Social missions should be cut down because they are now useless and a mere source of dependency. This ought to be told forcefully to people, that the way things are with chavismo they will always remain dependent of a Mision. Like a life sentence to mediocrity. People are actually aware of that and maybe offering social services organized for active reinsertion could work better for them and at lower costs. I am tired to hear pollster stating that it is wrong to criticize misiones, that it loses votes. To criticize, for example, the "college degrees" the regime is handing as if they were from a laundry detergent packet make our side lose the votes of the graduate's family because for them a degree is a degree. And what are we going to do with them when they have no jobs, when they refuse menial ones, because they have a bolivarian crappy degree? Remedial courses through real universities should be bluntly offered for free to these victims explaining to them that soon not even the state will be able to hire such graduates. They know it is the right thing because not a single one of them is hired by the private sector, unless bolibourgeois business hire a quota to please some "contacts". We can apply similar reasoning to many of these Misiones of debilitating consequences.

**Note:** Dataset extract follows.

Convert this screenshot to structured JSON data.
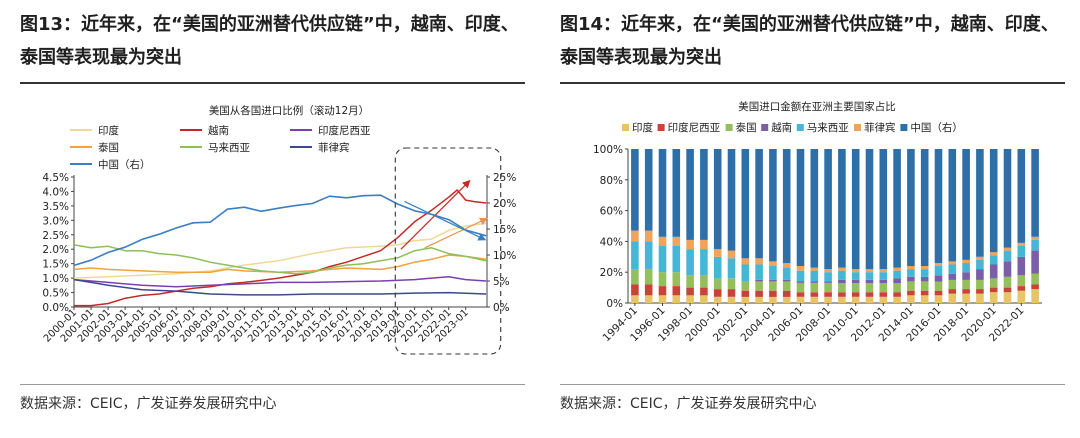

Budget should be balanced. Period. That is the only way to lower inflation to acceptable levels because as long as oil will be our number 1 product we will be always an inflationary economy. And anyone who makes more that two minimal wage should be subjected to small, even nominal, flat tax without deductible. The reason is to create understanding in the population that you can only claim rights when you pay for them. Paradoxically the notion grows when you pay taxes, even if symbolic. This does not mean that the rich will have the same tax rate, no: they will be taxed as they are now and maybe more, to force the middle class and upper one to get interested in how the polis works. What needs less taxes is business which are dying under the chavista burden. The culture that business pay for all, coming from PDVSA as the nation's milk cow, should be put to rest.
This all may sound right wing for many but it is not. I suggest that you look really into Venezuela's history in the last 50 years, and realize that we never had any government that was right wing. All were populists. The only one that attempted a mild escape was Carlos Andres Perez II in the late 80ies. For all the chavista propaganda there was never a neo liberal government in Venezuela and maybe it is time to try one, with the caveats included above. Whether I agree with it or not is irrelevant the point is that as long as we do not try to cure the Venezuelan voter from its belief that all must come from the state (and that applies to many, many inside the opposition) we will never have a chance to become a real country. Period. We need to substitute a culture of rights by a culture of duties and this is a decades long process. The sooner we start the faster the results.
I am afraid to tell you that I see NO ONE inside the opposition coming even close on a couple of these items. They actually think that having a mayoral seat here and there is the best way to unseat chavismo someday.
I predict that I am entering a long and lonely period. But that is OK because I will constantly be proven right. Call me Cassandra Duquenal if you wish, probably with a similar fate in the end.